The right blend of exercise and diet is necessary to maintain your health. When it comes to breast health, knowing about the diet dos and don’ts can really have an impact on how effectively you can manage or fight diseases such as cancer. Here are some dietary tips for optimal breast health.
Dietary Dos – Things to Include
- Include as many fruits and veggies as possible in your daily diet – this is important for your overall health as well as breast health.
- Any variety of beans or legumes should be included in your daily diet plan.
- Including 100% whole grain breads and cereals can help maintain breast health.
- When it comes to fat, choose extra virgin olive oil in moderation.
- Have Omega 3 fats regularly – this is found in oily fish, omega 3 eggs, walnuts, ground flaxseed, wheat germ, and whole soy foods.
- Have freshly brewed, unsweetened green tea regularly instead of sugary drinks.

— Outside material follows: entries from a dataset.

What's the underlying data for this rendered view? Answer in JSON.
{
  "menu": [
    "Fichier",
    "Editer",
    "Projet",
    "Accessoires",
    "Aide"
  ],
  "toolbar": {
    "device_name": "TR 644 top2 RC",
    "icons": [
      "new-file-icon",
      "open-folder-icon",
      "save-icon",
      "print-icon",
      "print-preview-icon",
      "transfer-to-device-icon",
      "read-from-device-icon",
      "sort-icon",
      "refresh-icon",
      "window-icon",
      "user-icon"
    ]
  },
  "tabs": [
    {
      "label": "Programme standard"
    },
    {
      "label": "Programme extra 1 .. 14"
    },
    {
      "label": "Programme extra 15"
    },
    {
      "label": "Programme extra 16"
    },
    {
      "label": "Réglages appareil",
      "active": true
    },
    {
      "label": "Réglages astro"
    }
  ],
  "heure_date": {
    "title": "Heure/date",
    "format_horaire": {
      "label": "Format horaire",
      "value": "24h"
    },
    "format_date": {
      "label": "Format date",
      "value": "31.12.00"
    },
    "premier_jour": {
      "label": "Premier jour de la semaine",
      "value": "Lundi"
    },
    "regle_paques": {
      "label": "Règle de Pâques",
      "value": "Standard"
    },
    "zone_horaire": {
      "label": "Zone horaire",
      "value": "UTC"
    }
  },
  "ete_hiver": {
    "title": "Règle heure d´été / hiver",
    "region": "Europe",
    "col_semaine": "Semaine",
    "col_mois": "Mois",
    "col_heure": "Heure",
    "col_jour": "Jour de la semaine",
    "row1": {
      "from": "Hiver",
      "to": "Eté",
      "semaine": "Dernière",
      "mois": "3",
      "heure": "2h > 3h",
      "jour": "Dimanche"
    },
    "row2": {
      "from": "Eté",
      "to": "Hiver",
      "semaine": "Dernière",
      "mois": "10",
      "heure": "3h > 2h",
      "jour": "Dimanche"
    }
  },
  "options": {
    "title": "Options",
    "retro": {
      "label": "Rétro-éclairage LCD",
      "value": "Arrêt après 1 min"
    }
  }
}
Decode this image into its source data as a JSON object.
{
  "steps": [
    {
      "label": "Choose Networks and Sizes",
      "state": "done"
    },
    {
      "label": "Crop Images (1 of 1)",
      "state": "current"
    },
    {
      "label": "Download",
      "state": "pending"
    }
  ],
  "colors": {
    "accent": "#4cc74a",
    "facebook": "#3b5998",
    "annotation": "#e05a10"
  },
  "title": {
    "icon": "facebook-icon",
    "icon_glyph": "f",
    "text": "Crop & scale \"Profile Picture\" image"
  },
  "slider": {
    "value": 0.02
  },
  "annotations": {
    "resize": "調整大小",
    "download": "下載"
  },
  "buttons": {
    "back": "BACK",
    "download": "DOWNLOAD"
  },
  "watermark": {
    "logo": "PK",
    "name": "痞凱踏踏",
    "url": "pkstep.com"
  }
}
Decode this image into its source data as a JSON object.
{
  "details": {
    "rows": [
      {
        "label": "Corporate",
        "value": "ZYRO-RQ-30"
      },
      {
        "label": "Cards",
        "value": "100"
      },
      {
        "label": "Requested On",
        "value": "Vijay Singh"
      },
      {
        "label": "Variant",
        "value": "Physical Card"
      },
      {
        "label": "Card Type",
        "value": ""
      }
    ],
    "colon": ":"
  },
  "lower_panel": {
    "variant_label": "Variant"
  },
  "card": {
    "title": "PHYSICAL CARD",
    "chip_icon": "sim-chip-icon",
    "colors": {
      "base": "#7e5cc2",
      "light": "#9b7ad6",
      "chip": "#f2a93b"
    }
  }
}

- Include more protein in your diet with foods like fish, shellfish, poultry, low-fat/skim dairy products, nuts/seeds, beans, whole soy foods, and omega 3 egg
- Drink plenty of fresh water.
Dietary Don’ts – Things to Avoid
- Limit alcohol intake to one drink or less daily.
- For better breast health, restrict the intake of white flour products, white potatoes, white rice, and sugar/sweets.
- Limit consumption of saturated fats. Avoid red meat, whole dairy products and butter. Limit the intake of red meat to 2 servings or less weekly.
- Avoid trans fats such as stick margarine and processed foods with hydrogenated oils.
- Restrict intake of sweet processed beverages such as soda, fruit drinks and sports drinks.
Research reports highlight the power of certain food stuffs to battle cancer cell growth. These include plums, peaches, walnuts, broccoli, salmon, olive oil, parsley, coffee, pomegranates, mushroom and beans.
Good nutrition and weight management with exercise and diet control are crucial to cut breast cancer risks. According to an article published in The Telegraph last year, trials on 2,400 women treated for breast cancer found that, after a decade, death rates were almost 70 per cent lower among those with some of the deadliest cancers who had lost weight.